Tabii bu uyarımızı bile tehdit olarak algıladılar. Bana can borçları var, ben onların hayatını kurtardım. Oranın yerlisiyim, her şeyi biliyorum, bölgeyi az çok tanıyorum.
İkinci gün Kemal Kılıçdaroğlu geldi. Normal bir şekilde geldi, taziyesini yaptı, gitti. Çünkü bir ters açıklaması olmadı. “Açıklığa kavuşsun, aydınlığa kavuşsun, biz meclise taşıyacağız” gibi şeyler söylüyordu. Onun dışında çok fazla sivil toplum kuruluşu, emek ve meslek örgütleri geldi. İHD, Mazlum Der, KESK, DİSK, TTB, TMMOB bunların ortaklaşa hazırladığı bir rapor deklare edildi.

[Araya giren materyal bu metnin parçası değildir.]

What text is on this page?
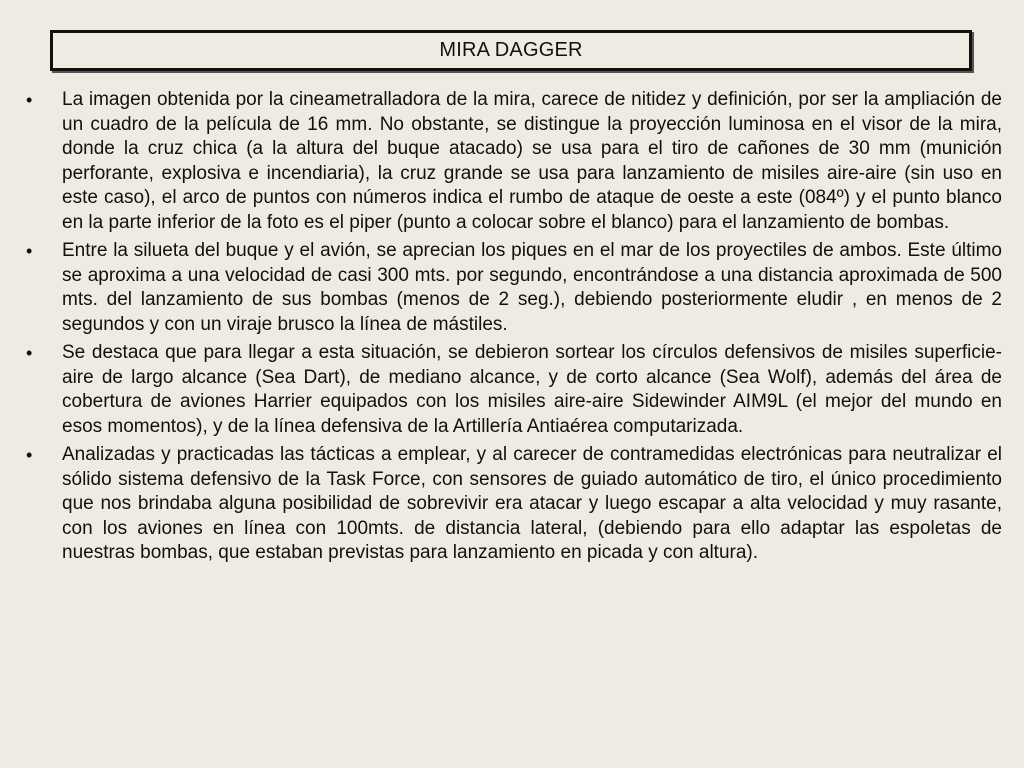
MIRA DAGGER
•	La imagen obtenida por la cineametralladora de la mira, carece de nitidez y definición, por ser la ampliación de un cuadro de la película de 16 mm. No obstante, se distingue la proyección luminosa en el visor de la mira, donde la cruz chica (a la altura del buque atacado) se usa para el tiro de cañones de 30 mm (munición perforante, explosiva e incendiaria), la cruz grande se usa para lanzamiento de misiles aire-aire (sin uso en este caso), el arco de puntos con números indica el rumbo de ataque de oeste a este (084º) y el punto blanco en la parte inferior de la foto es el piper (punto a colocar sobre el blanco) para el lanzamiento de bombas.
•	Entre la silueta del buque y el avión, se aprecian los piques en el mar de los proyectiles de ambos. Este último se aproxima a una velocidad de casi 300 mts. por segundo, encontrándose a una distancia aproximada de 500 mts. del lanzamiento de sus bombas (menos de 2 seg.), debiendo posteriormente eludir , en menos de 2 segundos y con un viraje brusco la línea de mástiles.
•	Se destaca que para llegar a esta situación, se debieron sortear los círculos defensivos de misiles superficie-aire de largo alcance (Sea Dart), de mediano alcance, y de corto alcance (Sea Wolf), además del área de cobertura de aviones Harrier equipados con los misiles aire-aire Sidewinder AIM9L (el mejor del mundo en esos momentos), y de la línea defensiva de la Artillería Antiaérea computarizada.
•	Analizadas y practicadas las tácticas a emplear, y al carecer de contramedidas electrónicas para neutralizar el sólido sistema defensivo de la Task Force, con sensores de guiado automático de tiro, el único procedimiento que nos brindaba alguna posibilidad de sobrevivir era atacar y luego escapar a alta velocidad y muy rasante, con los aviones en línea con 100mts. de distancia lateral, (debiendo para ello adaptar las espoletas de nuestras bombas, que estaban previstas para lanzamiento en picada y con altura).
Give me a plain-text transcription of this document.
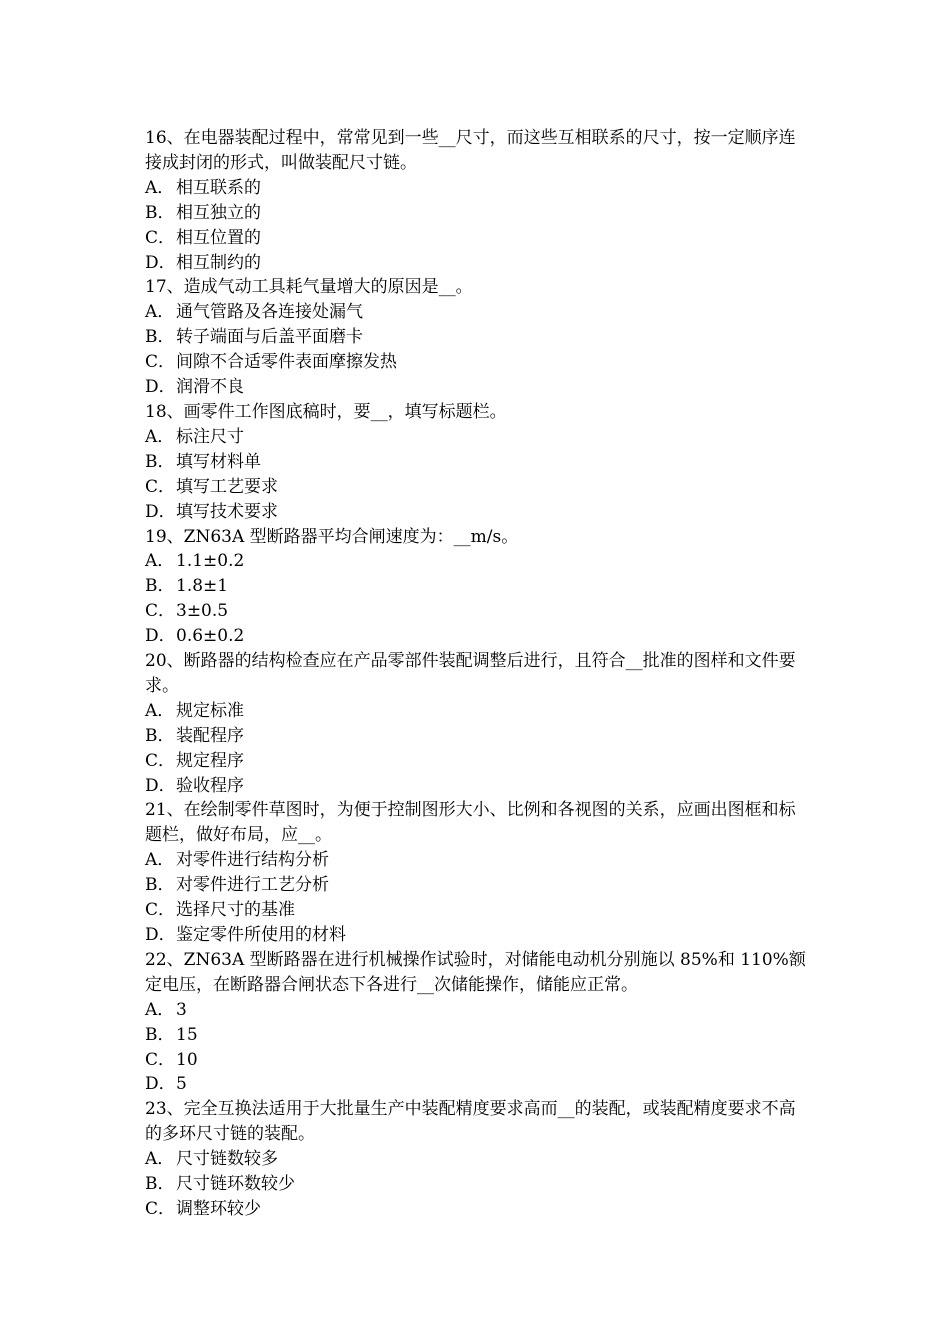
16、在电器装配过程中，常常见到一些__尺寸，而这些互相联系的尺寸，按一定顺序连接成封闭的形式，叫做装配尺寸链。

A． 相互联系的

B．相互独立的

C．相互位置的

D．相互制约的

17、造成气动工具耗气量增大的原因是__。

A． 通气管路及各连接处漏气

B．转子端面与后盖平面磨卡

C．间隙不合适零件表面摩擦发热

D．润滑不良

18、画零件工作图底稿时，要__，填写标题栏。

A． 标注尺寸

B．填写材料单

C．填写工艺要求

D．填写技术要求

19、ZN63A 型断路器平均合闸速度为：__m/s。

A． 1.1±0.2

B．1.8±1

C．3±0.5

D．0.6±0.2

20、断路器的结构检查应在产品零部件装配调整后进行，且符合__批准的图样和文件要求。

A． 规定标准

B．装配程序

C．规定程序

D．验收程序

21、在绘制零件草图时，为便于控制图形大小、比例和各视图的关系，应画出图框和标题栏，做好布局，应__。

A． 对零件进行结构分析

B．对零件进行工艺分析

C．选择尺寸的基准

D．鉴定零件所使用的材料

22、ZN63A 型断路器在进行机械操作试验时，对储能电动机分别施以 85%和 110%额定电压，在断路器合闸状态下各进行__次储能操作，储能应正常。

A． 3

B．15

C．10

D．5

23、完全互换法适用于大批量生产中装配精度要求高而__的装配，或装配精度要求不高的多环尺寸链的装配。

A． 尺寸链数较多

B．尺寸链环数较少

C．调整环较少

O rapor olayla ilgili en sağlıklı kaynaktır. Çünkü tanıklıklar var orada, bizzat yerinde görmüşler, olay yerini incelemişler. Binlerce insan taziyeye geldi. Birinci gün olaylar nedeniyle Valilik, yolları tanklarla panzerlerle kesip taziyeye gelenlerin dahi engellendiği bir durum yarattılar. Milletvekillerimizin de olduğu bir konvoy 1,5 saat bekletildi. Aydın-sanatçılara kadar taziye yerine gelen birçok insan herkes bunun çok açık bir katliam olduğu, bunun hesabının mutlaka verilmesi gerektiği konusunda hemfikirler.

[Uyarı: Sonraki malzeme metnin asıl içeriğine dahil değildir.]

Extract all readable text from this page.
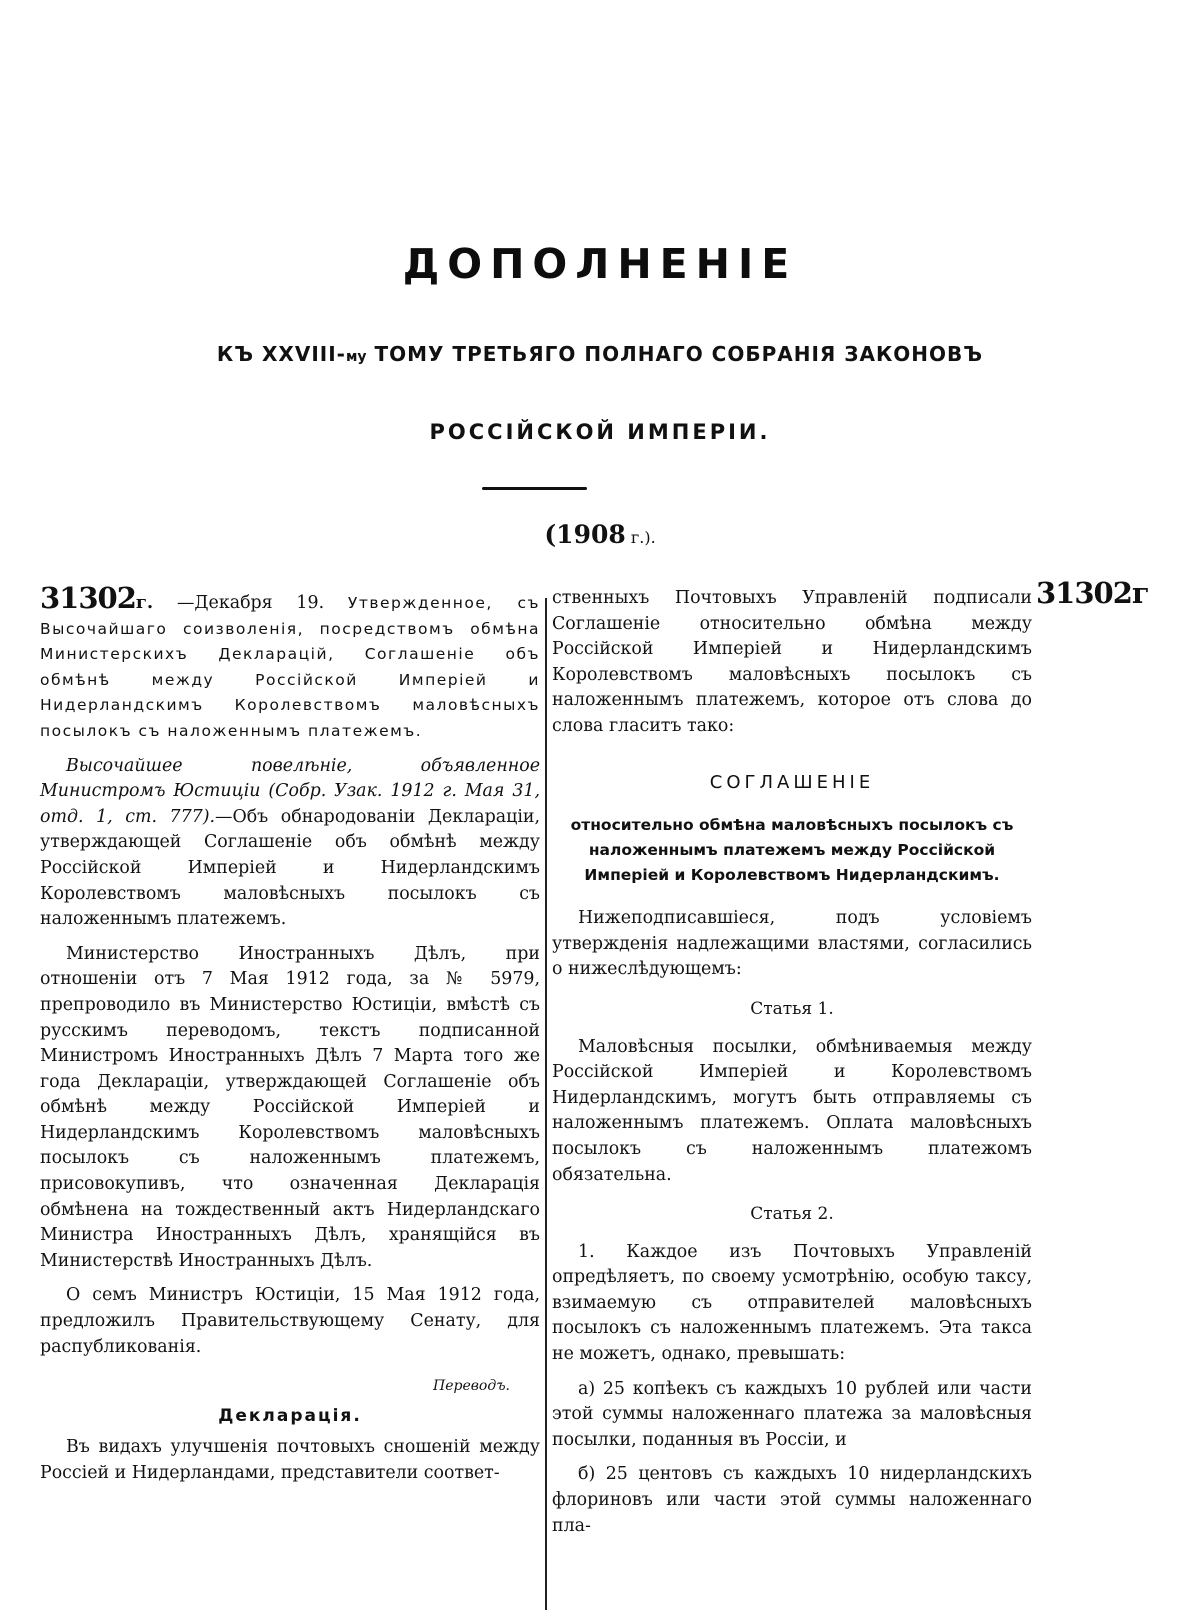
ДОПОЛНЕНІЕ
КЪ XXVIII-му ТОМУ ТРЕТЬЯГО ПОЛНАГО СОБРАНІЯ ЗАКОНОВЪ
РОССІЙСКОЙ ИМПЕРІИ.
(1908 г.).
31302г

31302г. —Декабря 19. Утвержденное, съ Высочайшаго соизволенія, посредствомъ обмѣна Министерскихъ Декларацій, Соглашеніе объ обмѣнѣ между Россійской Имперіей и Нидерландскимъ Королевствомъ маловѣсныхъ посылокъ съ наложеннымъ платежемъ.

Высочайшее повелѣніе, объявленное Министромъ Юстиціи (Собр. Узак. 1912 г. Мая 31, отд. 1, ст. 777).—Объ обнародованіи Деклараціи, утверждающей Соглашеніе объ обмѣнѣ между Россійской Имперіей и Нидерландскимъ Королевствомъ маловѣсныхъ посылокъ съ наложеннымъ платежемъ.

Министерство Иностранныхъ Дѣлъ, при отношеніи отъ 7 Мая 1912 года, за № 5979, препроводило въ Министерство Юстиціи, вмѣстѣ съ русскимъ переводомъ, текстъ подписанной Министромъ Иностранныхъ Дѣлъ 7 Марта того же года Деклараціи, утверждающей Соглашеніе объ обмѣнѣ между Россійской Имперіей и Нидерландскимъ Королевствомъ маловѣсныхъ посылокъ съ наложеннымъ платежемъ, присовокупивъ, что означенная Декларація обмѣнена на тождественный актъ Нидерландскаго Министра Иностранныхъ Дѣлъ, хранящійся въ Министерствѣ Иностранныхъ Дѣлъ.

О семъ Министръ Юстиціи, 15 Мая 1912 года, предложилъ Правительствующему Сенату, для распубликованія.

Переводъ.
Декларація.

Въ видахъ улучшенія почтовыхъ сношеній между Россіей и Нидерландами, представители соответ-

ственныхъ Почтовыхъ Управленій подписали Соглашеніе относительно обмѣна между Россійской Имперіей и Нидерландскимъ Королевствомъ маловѣсныхъ посылокъ съ наложеннымъ платежемъ, которое отъ слова до слова гласитъ тако:

СОГЛАШЕНІЕ
относительно обмѣна маловѣсныхъ посылокъ съ наложеннымъ платежемъ между Россійской Имперіей и Королевствомъ Нидерландскимъ.

Нижеподписавшіеся, подъ условіемъ утвержденія надлежащими властями, согласились о нижеслѣдующемъ:

Статья 1.

Маловѣсныя посылки, обмѣниваемыя между Россійской Имперіей и Королевствомъ Нидерландскимъ, могутъ быть отправляемы съ наложеннымъ платежемъ. Оплата маловѣсныхъ посылокъ съ наложеннымъ платежомъ обязательна.

Статья 2.

1. Каждое изъ Почтовыхъ Управленій опредѣляетъ, по своему усмотрѣнію, особую таксу, взимаемую съ отправителей маловѣсныхъ посылокъ съ наложеннымъ платежемъ. Эта такса не можетъ, однако, превышать:

а) 25 копѣекъ съ каждыхъ 10 рублей или части этой суммы наложеннаго платежа за маловѣсныя посылки, поданныя въ Россіи, и

б) 25 центовъ съ каждыхъ 10 нидерландскихъ флориновъ или части этой суммы наложеннаго пла-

KATLİAMLAR AYRIŞMANIN ZEMİNİNİ YARATIYOR
Korucu köylerinin yoğun olduğu bir bölgede cenazeler sırasında devlete tepkinin bu kadar öne çıktığı bir manzaranın açığa çıkmasını neye bağlıyorsunuz? Korucu köyleri de bu vaziyete geldiyse daha bütünlüklü bir kopuş mu yaşanıyor?
O bölgede 200-300 korucu köy var ama o şeyler değişebiliyor. Korucu olmalarına rağmen yüzde 80’lerde oy aldığımız yerler bunlar. Biraz da sosyal düzeyi, gelişmişlik düzeyi olan köyler bunlar. Geneli, bütün yoksulluğa rağmen dışarıya çalışmaya gittikleri için duyarlı olan insanlar.

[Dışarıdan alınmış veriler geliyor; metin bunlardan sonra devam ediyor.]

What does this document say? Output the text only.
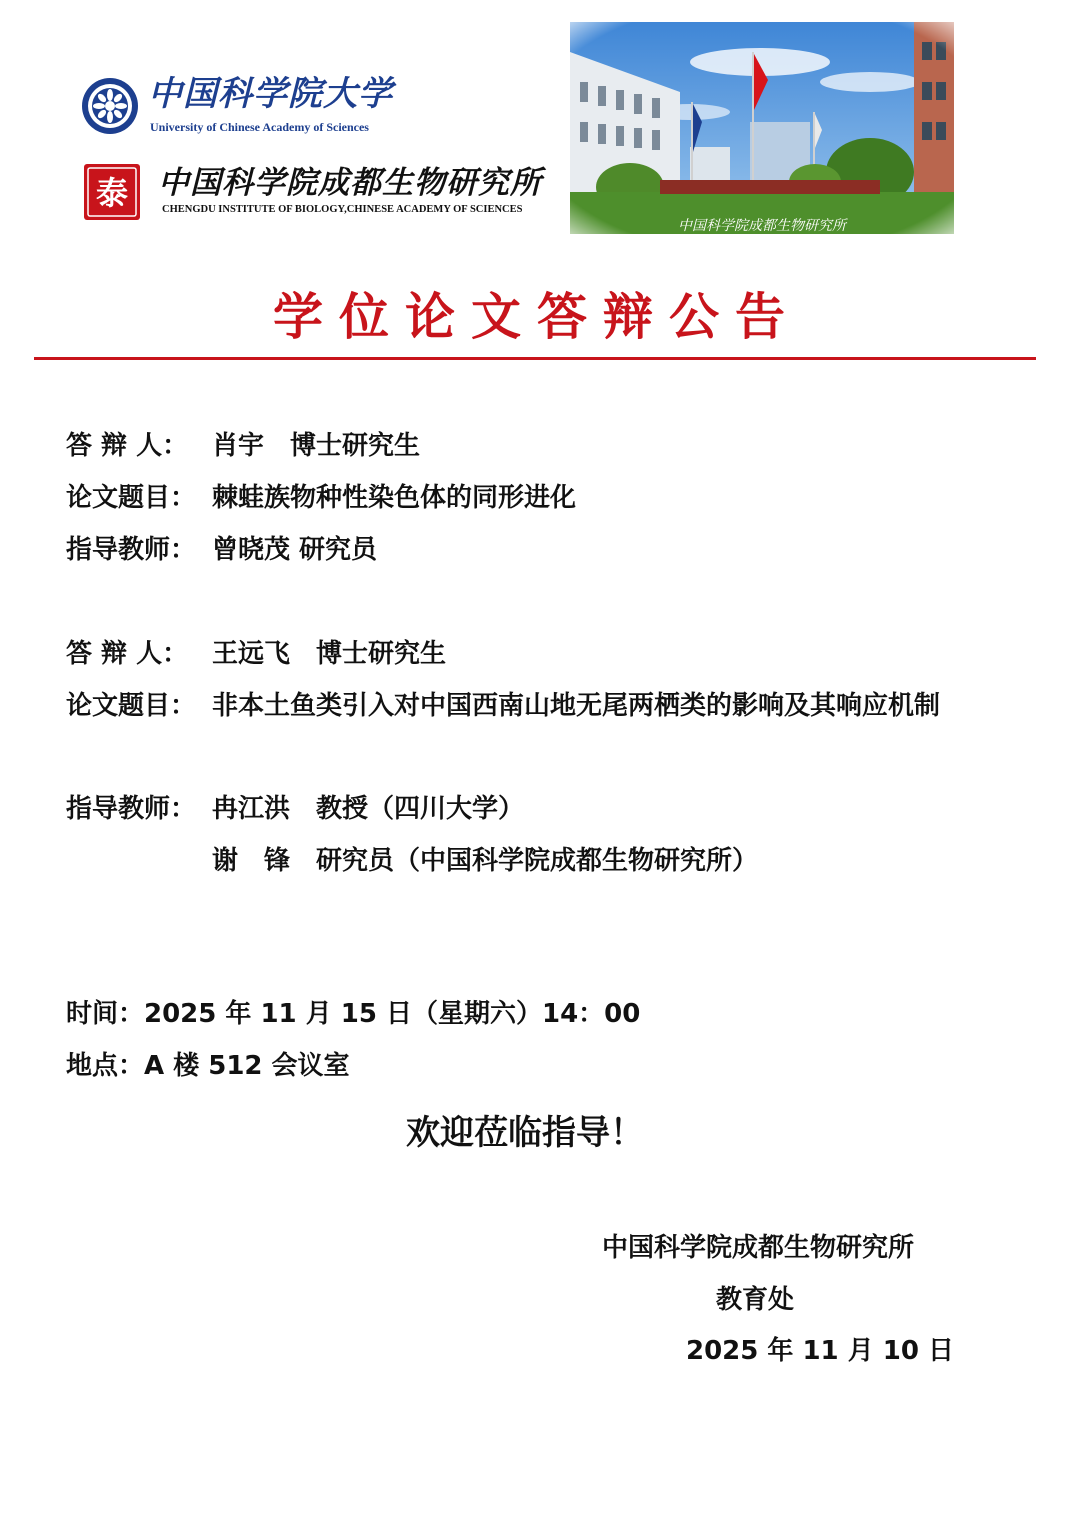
中国科学院大学
University of Chinese Academy of Sciences
泰 中国科学院成都生物研究所
CHENGDU INSTITUTE OF BIOLOGY,CHINESE ACADEMY OF SCIENCES
学位论文答辩公告
答 辩 人： 肖宇　博士研究生
论文题目： 棘蛙族物种性染色体的同形进化
指导教师： 曾晓茂 研究员
答 辩 人： 王远飞　博士研究生
论文题目： 非本土鱼类引入对中国西南山地无尾两栖类的影响及其响应机制
指导教师： 冉江洪　教授（四川大学）
谢　锋　研究员（中国科学院成都生物研究所）
时间：2025 年 11 月 15 日（星期六）14：00
地点：A 楼 512 会议室
欢迎莅临指导！
中国科学院成都生物研究所
教育处
2025 年 11 月 10 日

Zaten 1999’dan bu yana o bölgede olay olmamış. Düz bir alan karşı tarafı da akrabaları olunca böyle bir sınır ticareti geçmiş yıllara uzanan bir şekilde devam ediyor. Haftanın her günü sınırın öte tarafına gidiliyor, bunu da komutanlar biliyor.
Korucu olmalarına rağmen olayla ilgili karakolları aradıklarında, kendilerine olumsuz cevap verilmesi mağdur olan ailelerin büyük tepkisini çekti. O insanlar olay sonrası Roboski şehitlerinin yüzüne bakıyorlar artık. Kimisi için onlar “Kürdistan şehitleri.”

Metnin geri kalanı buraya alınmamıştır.